2 The median age at diagnosis of MGUS was 72 years. The M-protein level at diagnosis ranged from unmeasurable to 3.0 g/dl. On the basis of the heavy-chain type of immunoglobulins, 70% of the M proteins were IgG, 12% IgA, and 15% IgM. A biclonal gammopathy was found in 45 patients (3%). The light chain type was
κ in 61% and
λ in 39%. A reduction of uninvolved (normal or background) immunoglobulins was found in 38% of 840 patients in whom quantitation of immunoglobulins was determined. The 1,384 patients in this study were followed up for a total of 11,009 person-years (median, 15.4 years; range, 0 to 35 years). During follow-up, MM, primary AL, lymphoma with an IgM serum M protein, WM, plasmacytoma, or chronic lymphocytic leukemia developed in 115 patients (8%). The cumulative probability of progression to one of these disorders was 10% at 10 years, 21% at 20 years, and 26% at 25 years (
Fig. 97.5). Patients were at risk for progression even after 25 years or more of stable MGUS. Although the risk of progression is 1% per year, it must be emphasized that this does not take into account other competing causes of death in elderly patients. After adjusting for competing causes of death, the true lifetime probability of progression of MGUS for the average patient is only approximately 10% (
Fig. 97.6).
The number of patients with progression to a plasma cell disorder (115 patients) was 7.3 times the number expected on the basis of the incidence rates for those conditions in the general population (
Table 97.4). The risk of MM developing was increased 25-fold; WM, 46-fold; and AL amyloidosis, 8.4-fold. The risk of development of lymphoma was only modestly increased at 2.4, but this risk was underestimated because only lymphomas associated with an IgM protein counted in the observed number, whereas the incidence rates for lymphomas associated with IgG, IgA, and IgM proteins were used to calculate the expected number. The risk of development of chronic lymphocytic leukemia was only slightly increased.
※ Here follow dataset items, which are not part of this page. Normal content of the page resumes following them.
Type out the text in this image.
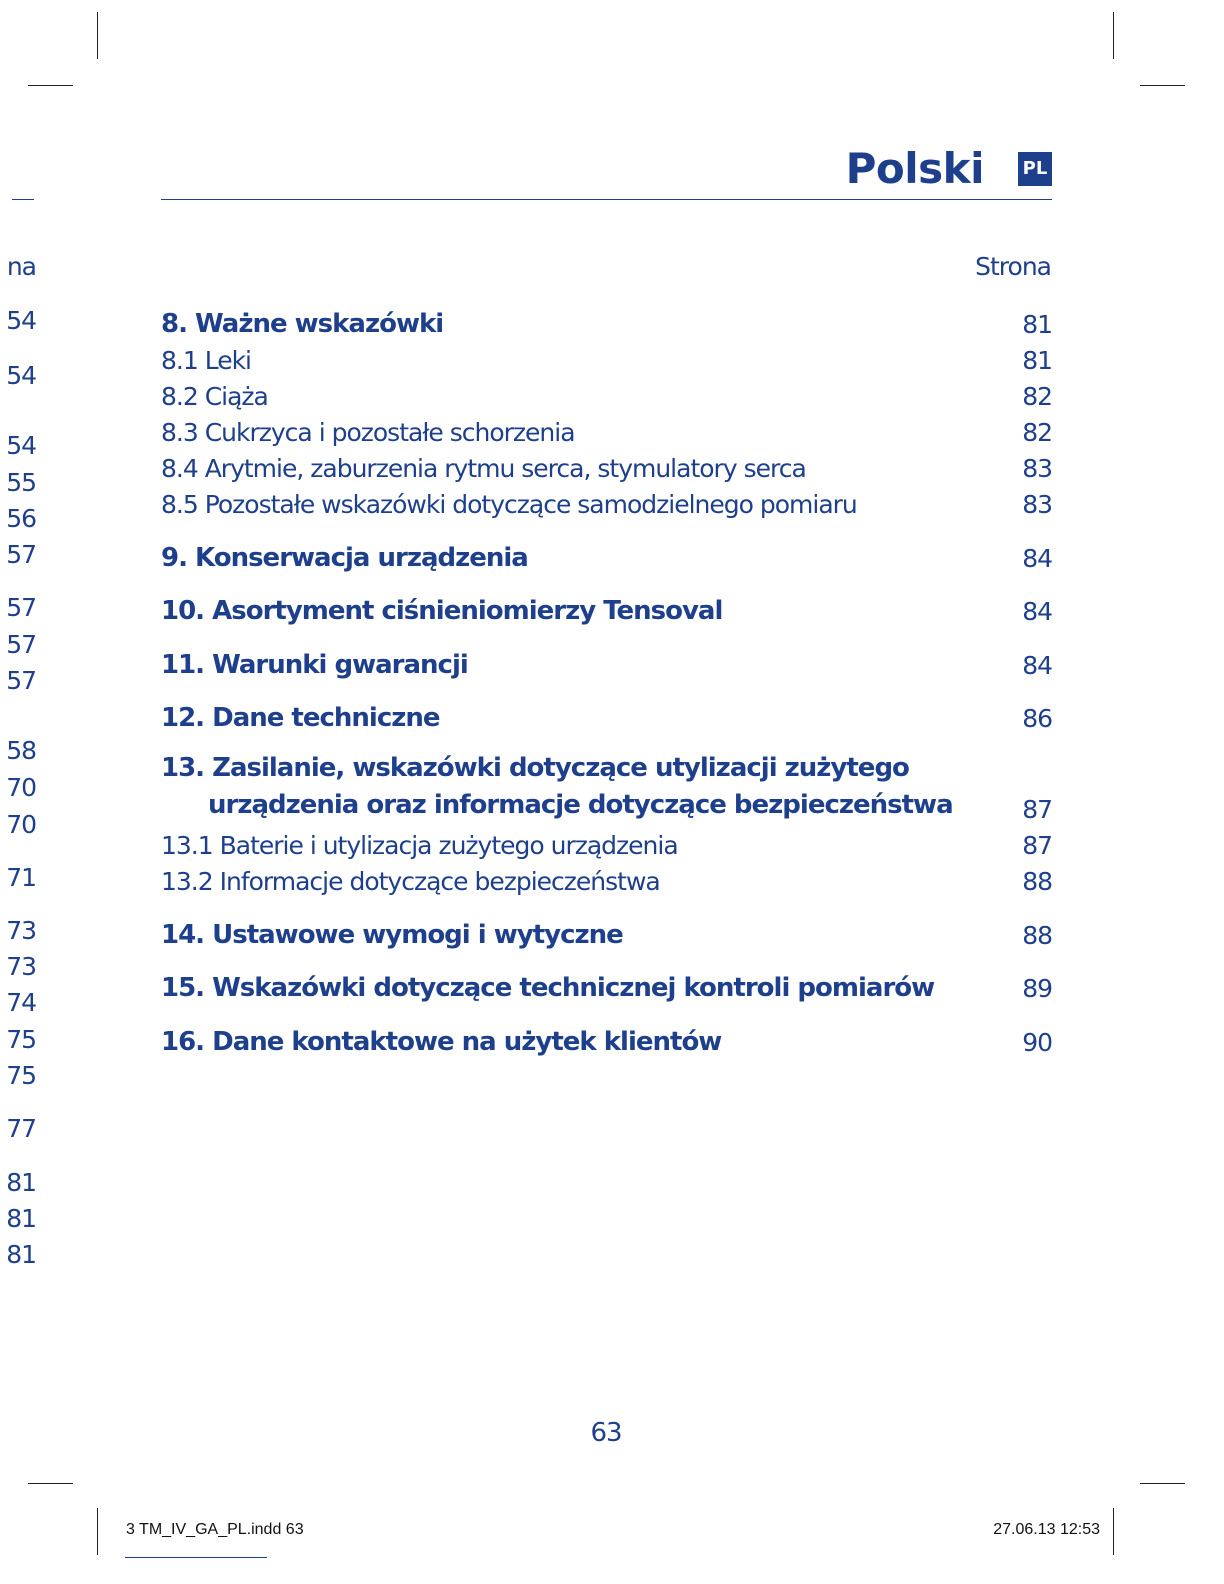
Polski PL
na
54
54
54
55
56
57
57
57
57
58
70
70
71
73
73
74
75
75
77
81
81
81
Strona
8. Ważne wskazówki	81
8.1 Leki	81
8.2 Ciąża	82
8.3 Cukrzyca i pozostałe schorzenia	82
8.4 Arytmie, zaburzenia rytmu serca, stymulatory serca	83
8.5 Pozostałe wskazówki dotyczące samodzielnego pomiaru	83
9. Konserwacja urządzenia	84
10. Asortyment ciśnieniomierzy Tensoval	84
11. Warunki gwarancji	84
12. Dane techniczne	86
13. Zasilanie, wskazówki dotyczące utylizacji zużytego
urządzenia oraz informacje dotyczące bezpieczeństwa	87
13.1 Baterie i utylizacja zużytego urządzenia	87
13.2 Informacje dotyczące bezpieczeństwa	88
14. Ustawowe wymogi i wytyczne	88
15. Wskazówki dotyczące technicznej kontroli pomiarów	89
16. Dane kontaktowe na użytek klientów	90
63
3 TM_IV_GA_PL.indd 63	27.06.13 12:53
The 75 patients in whom MM developed accounted for 65% of the 115 patients who had progression to a plasma cell disorder. The mode of development of MM among the patients with MGUS was variable. The M-protein level increased within 2 years of the recognition of MGUS in 11 patients, whereas the serum M-protein level was stable for more than 2 years and then increased within 2 years in 19 patients; in 9 others, the M-protein level increased gradually after having been stable for at least 2 years. In 9 patients, the M-protein level increased gradually during
follow-up until the diagnosis of symptomatic MM was made.
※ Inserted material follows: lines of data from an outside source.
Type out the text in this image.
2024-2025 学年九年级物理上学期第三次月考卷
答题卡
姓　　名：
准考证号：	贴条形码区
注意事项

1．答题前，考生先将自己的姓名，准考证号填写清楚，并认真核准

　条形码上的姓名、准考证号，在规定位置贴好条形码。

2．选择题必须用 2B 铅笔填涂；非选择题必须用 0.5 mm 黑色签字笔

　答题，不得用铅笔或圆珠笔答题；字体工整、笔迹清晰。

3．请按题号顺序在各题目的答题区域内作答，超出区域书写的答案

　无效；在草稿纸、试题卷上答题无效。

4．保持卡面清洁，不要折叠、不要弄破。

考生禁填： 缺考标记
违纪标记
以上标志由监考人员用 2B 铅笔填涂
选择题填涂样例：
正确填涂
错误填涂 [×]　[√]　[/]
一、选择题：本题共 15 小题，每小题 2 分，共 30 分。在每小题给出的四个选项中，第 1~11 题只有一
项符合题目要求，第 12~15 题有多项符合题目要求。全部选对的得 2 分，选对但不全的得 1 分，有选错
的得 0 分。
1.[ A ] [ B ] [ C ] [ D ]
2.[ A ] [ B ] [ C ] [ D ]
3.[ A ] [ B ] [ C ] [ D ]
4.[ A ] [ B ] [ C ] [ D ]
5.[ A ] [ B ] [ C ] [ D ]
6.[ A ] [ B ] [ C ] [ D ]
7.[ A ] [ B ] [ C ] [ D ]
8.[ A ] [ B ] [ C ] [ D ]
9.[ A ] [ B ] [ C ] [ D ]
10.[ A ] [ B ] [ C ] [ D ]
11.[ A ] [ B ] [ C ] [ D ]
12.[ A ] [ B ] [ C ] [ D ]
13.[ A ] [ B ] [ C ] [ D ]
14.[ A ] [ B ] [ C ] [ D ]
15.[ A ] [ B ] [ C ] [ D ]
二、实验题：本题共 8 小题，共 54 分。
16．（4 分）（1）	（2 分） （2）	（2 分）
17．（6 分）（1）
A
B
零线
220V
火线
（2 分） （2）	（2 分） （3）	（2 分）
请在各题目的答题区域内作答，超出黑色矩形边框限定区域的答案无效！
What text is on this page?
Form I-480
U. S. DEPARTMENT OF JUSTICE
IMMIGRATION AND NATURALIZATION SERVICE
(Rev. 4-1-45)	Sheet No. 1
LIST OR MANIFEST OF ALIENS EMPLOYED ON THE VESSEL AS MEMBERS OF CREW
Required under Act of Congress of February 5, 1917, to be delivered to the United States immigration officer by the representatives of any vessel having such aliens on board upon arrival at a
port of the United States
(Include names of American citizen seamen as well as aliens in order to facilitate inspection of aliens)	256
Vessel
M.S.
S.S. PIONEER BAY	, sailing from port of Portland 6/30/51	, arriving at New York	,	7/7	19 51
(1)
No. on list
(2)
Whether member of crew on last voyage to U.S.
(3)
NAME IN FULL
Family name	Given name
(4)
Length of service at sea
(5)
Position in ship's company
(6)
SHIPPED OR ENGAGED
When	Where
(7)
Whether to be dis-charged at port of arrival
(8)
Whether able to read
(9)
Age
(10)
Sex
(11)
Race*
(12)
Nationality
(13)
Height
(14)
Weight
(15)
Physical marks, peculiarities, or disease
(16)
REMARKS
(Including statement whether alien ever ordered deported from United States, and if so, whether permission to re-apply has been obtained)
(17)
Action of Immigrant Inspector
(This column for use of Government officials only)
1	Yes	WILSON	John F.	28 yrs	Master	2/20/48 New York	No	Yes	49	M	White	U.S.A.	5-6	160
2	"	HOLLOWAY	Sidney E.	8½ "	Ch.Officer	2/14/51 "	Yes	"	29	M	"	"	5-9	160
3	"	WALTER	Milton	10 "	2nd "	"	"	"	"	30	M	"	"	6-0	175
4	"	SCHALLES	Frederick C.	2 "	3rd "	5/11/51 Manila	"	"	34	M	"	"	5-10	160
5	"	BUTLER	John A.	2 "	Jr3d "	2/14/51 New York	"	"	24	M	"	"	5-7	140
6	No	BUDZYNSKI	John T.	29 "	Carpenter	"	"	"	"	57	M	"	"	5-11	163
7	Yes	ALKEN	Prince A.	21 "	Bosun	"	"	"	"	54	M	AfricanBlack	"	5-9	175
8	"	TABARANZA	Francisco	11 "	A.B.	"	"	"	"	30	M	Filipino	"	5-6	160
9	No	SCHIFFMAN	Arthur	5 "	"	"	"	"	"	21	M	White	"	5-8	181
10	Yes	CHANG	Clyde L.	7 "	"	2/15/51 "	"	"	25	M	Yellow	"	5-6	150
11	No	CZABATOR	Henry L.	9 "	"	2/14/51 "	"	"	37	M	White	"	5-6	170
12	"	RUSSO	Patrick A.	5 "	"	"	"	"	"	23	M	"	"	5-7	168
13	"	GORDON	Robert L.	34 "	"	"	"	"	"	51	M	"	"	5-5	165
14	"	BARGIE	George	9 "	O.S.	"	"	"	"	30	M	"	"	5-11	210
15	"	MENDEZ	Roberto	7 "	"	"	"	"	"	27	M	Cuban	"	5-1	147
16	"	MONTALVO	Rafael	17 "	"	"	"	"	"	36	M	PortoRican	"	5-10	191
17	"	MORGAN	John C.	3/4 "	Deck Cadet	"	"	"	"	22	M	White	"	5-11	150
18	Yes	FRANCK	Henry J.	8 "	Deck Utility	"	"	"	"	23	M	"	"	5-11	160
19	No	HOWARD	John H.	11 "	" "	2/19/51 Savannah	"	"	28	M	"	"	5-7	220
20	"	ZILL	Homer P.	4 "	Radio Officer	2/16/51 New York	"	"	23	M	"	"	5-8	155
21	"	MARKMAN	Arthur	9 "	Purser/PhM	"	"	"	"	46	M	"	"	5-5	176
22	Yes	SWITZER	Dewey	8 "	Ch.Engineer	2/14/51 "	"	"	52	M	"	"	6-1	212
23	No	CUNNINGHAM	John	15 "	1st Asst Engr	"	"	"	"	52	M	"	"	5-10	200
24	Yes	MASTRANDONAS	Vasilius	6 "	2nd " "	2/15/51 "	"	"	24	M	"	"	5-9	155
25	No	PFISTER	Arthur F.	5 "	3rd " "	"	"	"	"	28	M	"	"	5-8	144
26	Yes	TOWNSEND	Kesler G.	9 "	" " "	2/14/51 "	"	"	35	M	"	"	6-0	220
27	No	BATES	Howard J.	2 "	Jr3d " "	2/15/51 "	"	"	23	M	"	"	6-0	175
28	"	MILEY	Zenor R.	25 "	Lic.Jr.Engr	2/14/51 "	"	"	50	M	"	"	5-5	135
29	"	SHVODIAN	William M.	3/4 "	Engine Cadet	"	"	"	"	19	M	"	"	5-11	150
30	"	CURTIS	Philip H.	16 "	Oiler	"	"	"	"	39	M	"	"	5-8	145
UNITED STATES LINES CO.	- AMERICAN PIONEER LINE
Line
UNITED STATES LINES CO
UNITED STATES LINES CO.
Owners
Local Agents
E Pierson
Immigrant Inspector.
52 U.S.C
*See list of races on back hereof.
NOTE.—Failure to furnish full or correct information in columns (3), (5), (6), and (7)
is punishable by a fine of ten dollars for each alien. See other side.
In 10 patients, the serum M-protein level remained essentially stable; the diagnosis of MM was unequivocal in these 10 patients because of an increase in bone marrow plasma cells, development of lytic lesions, or occurrence of anemia, renal insufficiency, or an increased level of urine M protein. Seventeen patients had an insufficient number of serum M-protein measurements to determine the pattern of increase. In patients with WM, the M-protein level showed a gradual increase in 3, stable levels were followed by a sudden increase in 2, and data were insufficient in 2.
Spontaneous disappearance of M protein after the diagnosis of MGUS was rare.
2 The M protein disappeared without an apparent cause in 27 patients (2%), and only 6 of these 27 patients (0.4% of all patients) had a discrete spike on the densitometer tracing of the initial electrophoresis (median, 1.2 g/dl); the rest had small M proteins detected on immunofixation only.
Follow-up in Other Series
The risk of progression of MGUS has been estimated in several other studies, and the results mirror those seen in the Southeastern Minnesota study. For example, Baldini et al. noted that 6.8% of 335 patients with MGUS had progression during a median follow-up of 70 months.
73 In the Danish Cancer Registry, 64 new cases of malignancy (5 expected; relative risk, 12.9) were found among 1,229 patients with MGUS.